Modified N-terminus: You must specify the mass of the N-terminus.  For example, use 1.0078 for an unmodified peptide, 43.0184 if the peptide has been acetylated, or 44.0136 for N-carbamylated peptides.

Modified C-terminus: You must specify the mass of the C-terminus.  This is typically 17.0027 for unmodified peptides (-OH).

Present Amino Acids: If a complete sequence lacks one of these amino acids then it is discarded. Use single letter code without spaces. Use '*' to denote none.

Absent Amino Acids: These amino acids are not even considered when generating sequences. Use single letter code without spaces. Use '*' to denote none.

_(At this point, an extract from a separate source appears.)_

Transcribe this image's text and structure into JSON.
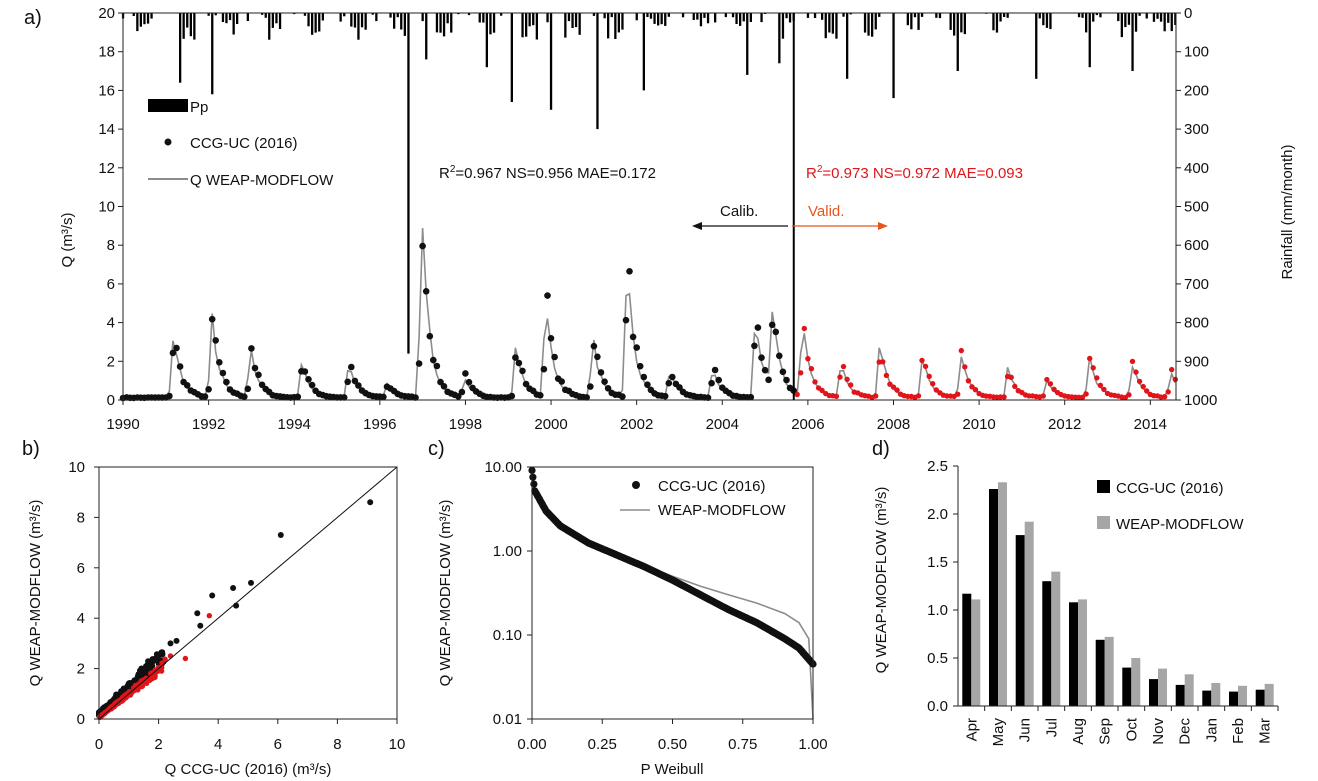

Auto Tag: Auto-tag looks at the most intense ions at m/z values greater than the precursor. It then tries to find short stretches of sequences called "sequence-tags", which are used to limit the number of sequences that are generated. I recommend using it for triple quad and Qtof data obtained for tryptic peptides with doubly-charged precursor ions. Specific sequence tags can still be entered as described below. Since ion trap data can have both b and y ions in the m/z region greater than the precursor ion, I find that it is best to not use the Auto-tag when sequencing with trap data.

Tag Low Mass y Ion: A sequence tag is a short stretch of sequence, usually interpreted by hand, that is surrounded by regions of unknown sequence but of known mass. Typically, these sequence tags are determined from y-type ions at m/z values greater than the precursor ion. If you have a sequence tag, then for this parameter, enter the m/z value of the lowest mass y ion in the series of y ions that delineates the sequence tag. If you do not wish to enter a sequence tag, then this value should be zero.

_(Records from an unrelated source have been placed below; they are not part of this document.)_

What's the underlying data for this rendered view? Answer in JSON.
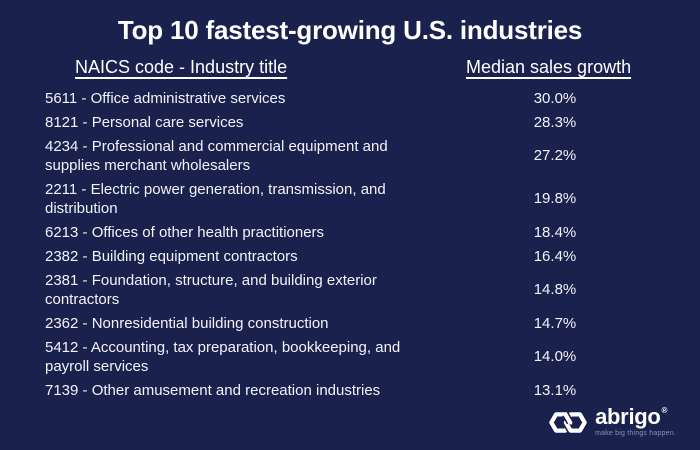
{
  "colors": {
    "background": "#1b214d",
    "text": "#ffffff",
    "tagline": "#8d92ae"
  },
  "chart_data": {
    "type": "table",
    "title": "Top 10 fastest-growing U.S. industries",
    "columns": [
      "NAICS code - Industry title",
      "Median sales growth"
    ],
    "rows": [
      {
        "code": "5611",
        "industry": "Office administrative services",
        "growth": "30.0%",
        "growth_value": 30.0
      },
      {
        "code": "8121",
        "industry": "Personal care services",
        "growth": "28.3%",
        "growth_value": 28.3
      },
      {
        "code": "4234",
        "industry": "Professional and commercial equipment and supplies merchant wholesalers",
        "growth": "27.2%",
        "growth_value": 27.2
      },
      {
        "code": "2211",
        "industry": "Electric power generation, transmission, and distribution",
        "growth": "19.8%",
        "growth_value": 19.8
      },
      {
        "code": "6213",
        "industry": "Offices of other health practitioners",
        "growth": "18.4%",
        "growth_value": 18.4
      },
      {
        "code": "2382",
        "industry": "Building equipment contractors",
        "growth": "16.4%",
        "growth_value": 16.4
      },
      {
        "code": "2381",
        "industry": "Foundation, structure, and building exterior contractors",
        "growth": "14.8%",
        "growth_value": 14.8
      },
      {
        "code": "2362",
        "industry": "Nonresidential building construction",
        "growth": "14.7%",
        "growth_value": 14.7
      },
      {
        "code": "5412",
        "industry": "Accounting, tax preparation, bookkeeping, and payroll services",
        "growth": "14.0%",
        "growth_value": 14.0
      },
      {
        "code": "7139",
        "industry": "Other amusement and recreation industries",
        "growth": "13.1%",
        "growth_value": 13.1
      }
    ]
  },
  "logo": {
    "name": "abrigo",
    "trademark": "®",
    "tagline": "make big things happen."
  }
}
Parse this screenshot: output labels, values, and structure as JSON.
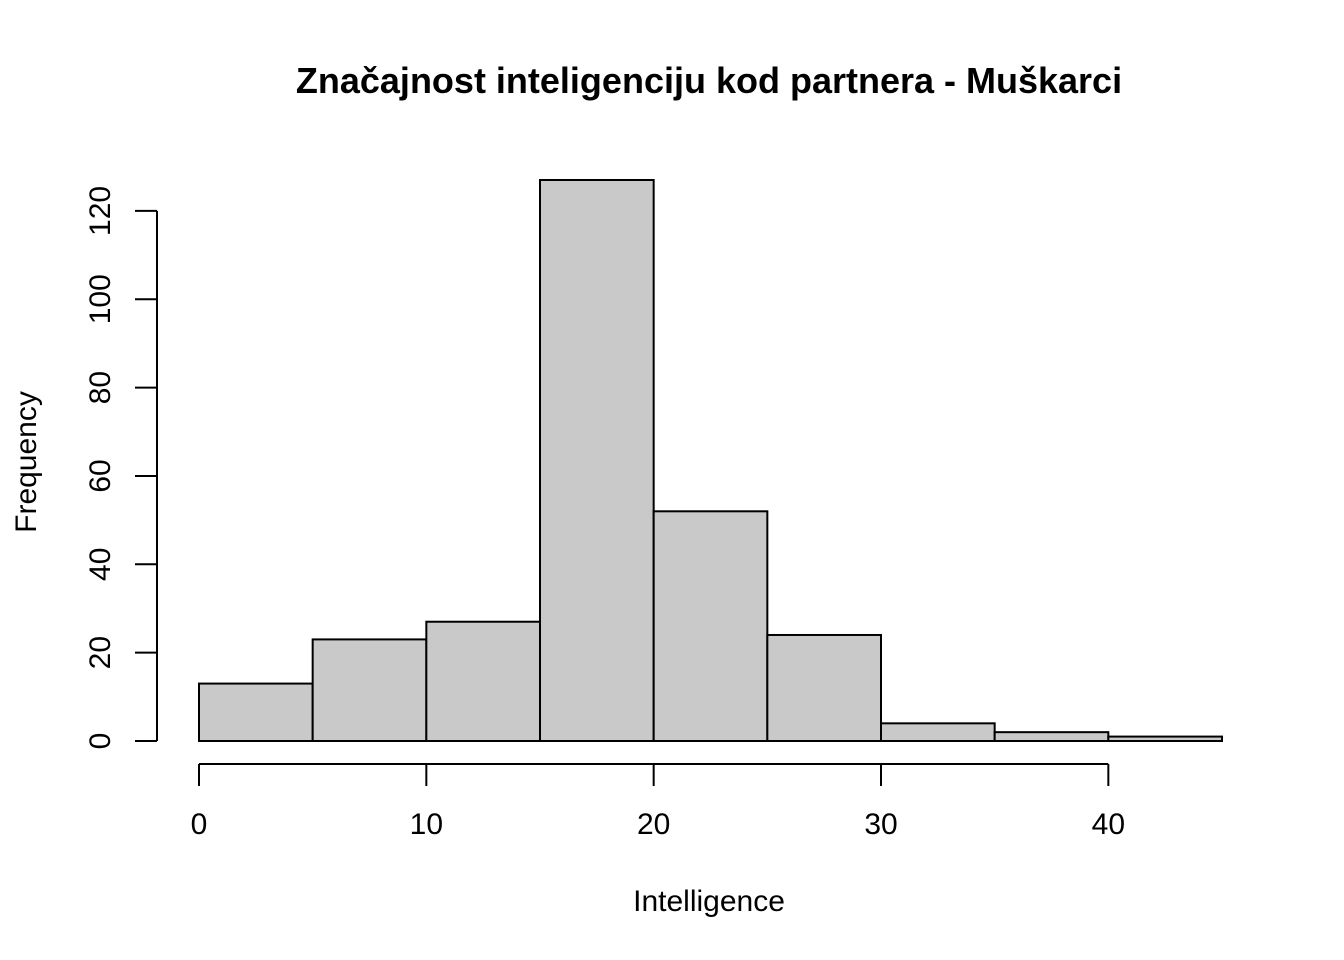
{
  "chart_data": {
    "type": "bar",
    "subtype": "histogram",
    "title": "Značajnost inteligenciju kod partnera - Muškarci",
    "xlabel": "Intelligence",
    "ylabel": "Frequency",
    "bins": [
      {
        "from": 0,
        "to": 5,
        "count": 13
      },
      {
        "from": 5,
        "to": 10,
        "count": 23
      },
      {
        "from": 10,
        "to": 15,
        "count": 27
      },
      {
        "from": 15,
        "to": 20,
        "count": 127
      },
      {
        "from": 20,
        "to": 25,
        "count": 52
      },
      {
        "from": 25,
        "to": 30,
        "count": 24
      },
      {
        "from": 30,
        "to": 35,
        "count": 4
      },
      {
        "from": 35,
        "to": 40,
        "count": 2
      },
      {
        "from": 40,
        "to": 45,
        "count": 1
      }
    ],
    "xlim": [
      0,
      45
    ],
    "ylim": [
      0,
      127
    ],
    "x_ticks": [
      0,
      10,
      20,
      30,
      40
    ],
    "y_ticks": [
      0,
      20,
      40,
      60,
      80,
      100,
      120
    ],
    "bar_color": "#c9c9c9",
    "edge_color": "#000000",
    "grid": false,
    "legend": "none"
  }
}
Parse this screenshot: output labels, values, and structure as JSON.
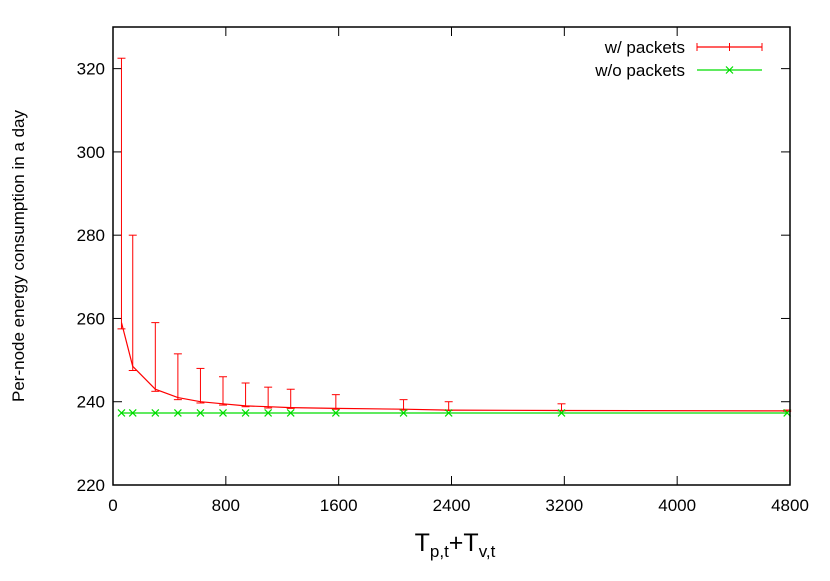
{
  "chart_data": {
    "type": "line",
    "title": "",
    "ylabel": "Per-node energy consumption in a day",
    "xlabel": {
      "T": "T",
      "sub1": "p,t",
      "plus": "+",
      "sub2": "v,t"
    },
    "xlim": [
      0,
      4800
    ],
    "ylim": [
      220,
      330
    ],
    "xticks": [
      0,
      800,
      1600,
      2400,
      3200,
      4000,
      4800
    ],
    "yticks": [
      220,
      240,
      260,
      280,
      300,
      320
    ],
    "grid": false,
    "legend_position": "top-right",
    "series": [
      {
        "name": "w/ packets",
        "color": "#ff0000",
        "marker": "errorbar",
        "x": [
          60,
          140,
          300,
          460,
          620,
          780,
          940,
          1100,
          1260,
          1580,
          2060,
          2380,
          3180,
          4780
        ],
        "y": [
          259,
          248.5,
          243,
          241,
          240,
          239.5,
          239,
          238.8,
          238.6,
          238.4,
          238.2,
          238,
          237.9,
          237.8
        ],
        "yerr_low": [
          257.5,
          247.5,
          242.5,
          240.5,
          239.7,
          239.2,
          238.8,
          238.5,
          238.4,
          238.2,
          238,
          237.9,
          237.8,
          237.7
        ],
        "yerr_high": [
          322.5,
          280,
          259,
          251.5,
          248,
          246,
          244.5,
          243.5,
          243,
          241.7,
          240.5,
          240,
          239.5,
          238
        ]
      },
      {
        "name": "w/o packets",
        "color": "#00dd00",
        "marker": "x",
        "x": [
          60,
          140,
          300,
          460,
          620,
          780,
          940,
          1100,
          1260,
          1580,
          2060,
          2380,
          3180,
          4780
        ],
        "y": [
          237.3,
          237.3,
          237.3,
          237.3,
          237.3,
          237.3,
          237.3,
          237.3,
          237.3,
          237.3,
          237.3,
          237.3,
          237.3,
          237.3
        ]
      }
    ]
  }
}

Sequence Tag: If you have a sequence tag, use the single letter code without spaces ordered from the low mass y ion to the high mass y ion. If you do not have a sequence tag, enter an asterisk ("*").

Tag High Mass y Ion: If you have a sequence tag, then the m/z value of the highest mass y ion in the y ion series that delineates the sequence tag is entered here. If you do not wish to enter a sequence tag, then this value should be zero.

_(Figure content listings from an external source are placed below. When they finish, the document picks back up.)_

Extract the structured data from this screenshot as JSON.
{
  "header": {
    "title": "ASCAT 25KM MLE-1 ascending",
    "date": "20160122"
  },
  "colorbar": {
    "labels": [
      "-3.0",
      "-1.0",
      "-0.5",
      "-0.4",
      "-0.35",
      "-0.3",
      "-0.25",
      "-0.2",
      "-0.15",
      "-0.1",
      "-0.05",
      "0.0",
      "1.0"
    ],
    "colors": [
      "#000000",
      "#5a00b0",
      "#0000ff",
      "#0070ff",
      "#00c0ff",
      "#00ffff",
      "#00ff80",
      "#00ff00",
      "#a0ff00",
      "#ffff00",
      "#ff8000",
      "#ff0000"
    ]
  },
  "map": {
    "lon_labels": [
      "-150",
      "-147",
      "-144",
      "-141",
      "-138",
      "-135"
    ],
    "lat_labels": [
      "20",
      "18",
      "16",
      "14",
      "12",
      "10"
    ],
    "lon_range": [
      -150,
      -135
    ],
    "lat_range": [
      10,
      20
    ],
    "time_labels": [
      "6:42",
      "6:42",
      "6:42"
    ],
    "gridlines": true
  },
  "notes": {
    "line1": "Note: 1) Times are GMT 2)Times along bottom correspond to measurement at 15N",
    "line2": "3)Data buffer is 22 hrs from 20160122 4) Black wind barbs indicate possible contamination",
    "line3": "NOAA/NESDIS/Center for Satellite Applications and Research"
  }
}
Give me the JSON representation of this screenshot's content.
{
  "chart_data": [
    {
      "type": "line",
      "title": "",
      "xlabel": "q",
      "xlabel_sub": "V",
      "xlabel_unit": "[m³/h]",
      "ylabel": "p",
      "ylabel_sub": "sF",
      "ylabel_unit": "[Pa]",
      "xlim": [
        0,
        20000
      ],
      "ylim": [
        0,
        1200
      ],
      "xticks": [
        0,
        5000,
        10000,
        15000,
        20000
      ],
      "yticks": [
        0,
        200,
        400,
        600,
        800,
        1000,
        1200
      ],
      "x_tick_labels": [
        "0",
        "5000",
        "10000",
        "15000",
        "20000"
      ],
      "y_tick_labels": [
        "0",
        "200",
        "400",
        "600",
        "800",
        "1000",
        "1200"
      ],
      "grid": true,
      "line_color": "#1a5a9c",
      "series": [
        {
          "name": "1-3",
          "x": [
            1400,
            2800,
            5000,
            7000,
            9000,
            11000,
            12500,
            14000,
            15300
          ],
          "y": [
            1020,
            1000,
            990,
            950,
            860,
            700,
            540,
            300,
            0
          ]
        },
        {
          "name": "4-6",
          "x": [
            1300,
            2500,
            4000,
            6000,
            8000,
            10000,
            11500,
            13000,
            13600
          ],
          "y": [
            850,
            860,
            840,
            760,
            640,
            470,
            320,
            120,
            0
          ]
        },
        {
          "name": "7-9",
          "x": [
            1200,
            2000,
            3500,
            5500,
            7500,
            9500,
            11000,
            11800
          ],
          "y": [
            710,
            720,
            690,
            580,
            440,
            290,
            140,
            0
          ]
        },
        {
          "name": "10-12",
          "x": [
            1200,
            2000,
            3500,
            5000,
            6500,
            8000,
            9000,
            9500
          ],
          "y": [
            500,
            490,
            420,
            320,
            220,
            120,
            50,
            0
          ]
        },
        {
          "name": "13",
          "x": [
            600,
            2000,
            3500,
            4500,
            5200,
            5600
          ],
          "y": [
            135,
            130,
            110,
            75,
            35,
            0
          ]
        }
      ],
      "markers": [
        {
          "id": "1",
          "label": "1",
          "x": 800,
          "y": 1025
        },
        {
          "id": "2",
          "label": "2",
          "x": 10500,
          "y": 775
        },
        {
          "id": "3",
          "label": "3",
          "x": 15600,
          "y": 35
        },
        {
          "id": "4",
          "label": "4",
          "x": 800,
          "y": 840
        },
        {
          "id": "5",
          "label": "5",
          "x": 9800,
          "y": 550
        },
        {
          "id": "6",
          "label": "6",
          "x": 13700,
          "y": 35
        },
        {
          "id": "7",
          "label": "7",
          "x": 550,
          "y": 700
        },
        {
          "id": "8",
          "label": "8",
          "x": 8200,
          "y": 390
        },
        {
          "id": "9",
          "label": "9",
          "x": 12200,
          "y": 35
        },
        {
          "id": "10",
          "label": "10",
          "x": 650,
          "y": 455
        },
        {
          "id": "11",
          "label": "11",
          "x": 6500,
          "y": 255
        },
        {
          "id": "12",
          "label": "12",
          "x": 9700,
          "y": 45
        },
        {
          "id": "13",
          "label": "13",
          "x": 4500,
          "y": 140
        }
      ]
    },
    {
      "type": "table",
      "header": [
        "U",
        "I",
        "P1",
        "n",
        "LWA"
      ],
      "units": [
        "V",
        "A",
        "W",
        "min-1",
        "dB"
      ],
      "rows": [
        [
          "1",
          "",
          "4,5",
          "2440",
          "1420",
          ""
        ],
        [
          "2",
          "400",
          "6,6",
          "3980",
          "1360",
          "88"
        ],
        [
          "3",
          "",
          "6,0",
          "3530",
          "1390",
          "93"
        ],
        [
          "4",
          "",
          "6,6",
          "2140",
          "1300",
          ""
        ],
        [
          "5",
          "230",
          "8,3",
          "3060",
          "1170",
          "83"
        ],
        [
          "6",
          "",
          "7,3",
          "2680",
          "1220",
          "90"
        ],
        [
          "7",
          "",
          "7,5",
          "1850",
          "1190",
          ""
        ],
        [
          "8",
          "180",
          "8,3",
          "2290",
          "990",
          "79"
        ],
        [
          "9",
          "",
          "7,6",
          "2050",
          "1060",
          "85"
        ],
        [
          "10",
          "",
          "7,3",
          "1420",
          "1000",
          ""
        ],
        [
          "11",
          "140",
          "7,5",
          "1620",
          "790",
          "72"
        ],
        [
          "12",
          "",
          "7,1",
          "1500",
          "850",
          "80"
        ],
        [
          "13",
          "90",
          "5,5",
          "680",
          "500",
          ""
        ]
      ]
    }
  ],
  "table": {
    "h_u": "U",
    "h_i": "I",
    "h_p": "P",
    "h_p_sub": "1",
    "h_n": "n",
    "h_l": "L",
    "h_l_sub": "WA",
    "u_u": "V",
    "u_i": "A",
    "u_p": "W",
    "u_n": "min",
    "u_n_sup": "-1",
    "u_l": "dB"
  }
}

Edman Data File: The program used to use Edman sequencing data, but this is no longer supported.

DB Sequence File: If you have any sequences or a sequence that you might think is correct (derived from, say, a database search), this information is put into this file. Give the path and filename, and if this is left blank, then no database-derived sequences are checked.

Shoe size (US): Enter your shoe size here. If no entry, then a default value of 15 will be assumed.

Output:

Number of sequences: Number of sequences to list in the .lut output file.  This number is the upper limit, and in many cases there will be less.

Score threshold:  The lower Pr score (probability of having half of the sequence correct) limit.  Typically, a lower threshold score of 0.2 is fine.  To maximize the number of sequences in the output, make this value 0.01 and give a high number to “Number of sequences” (e.g., 50).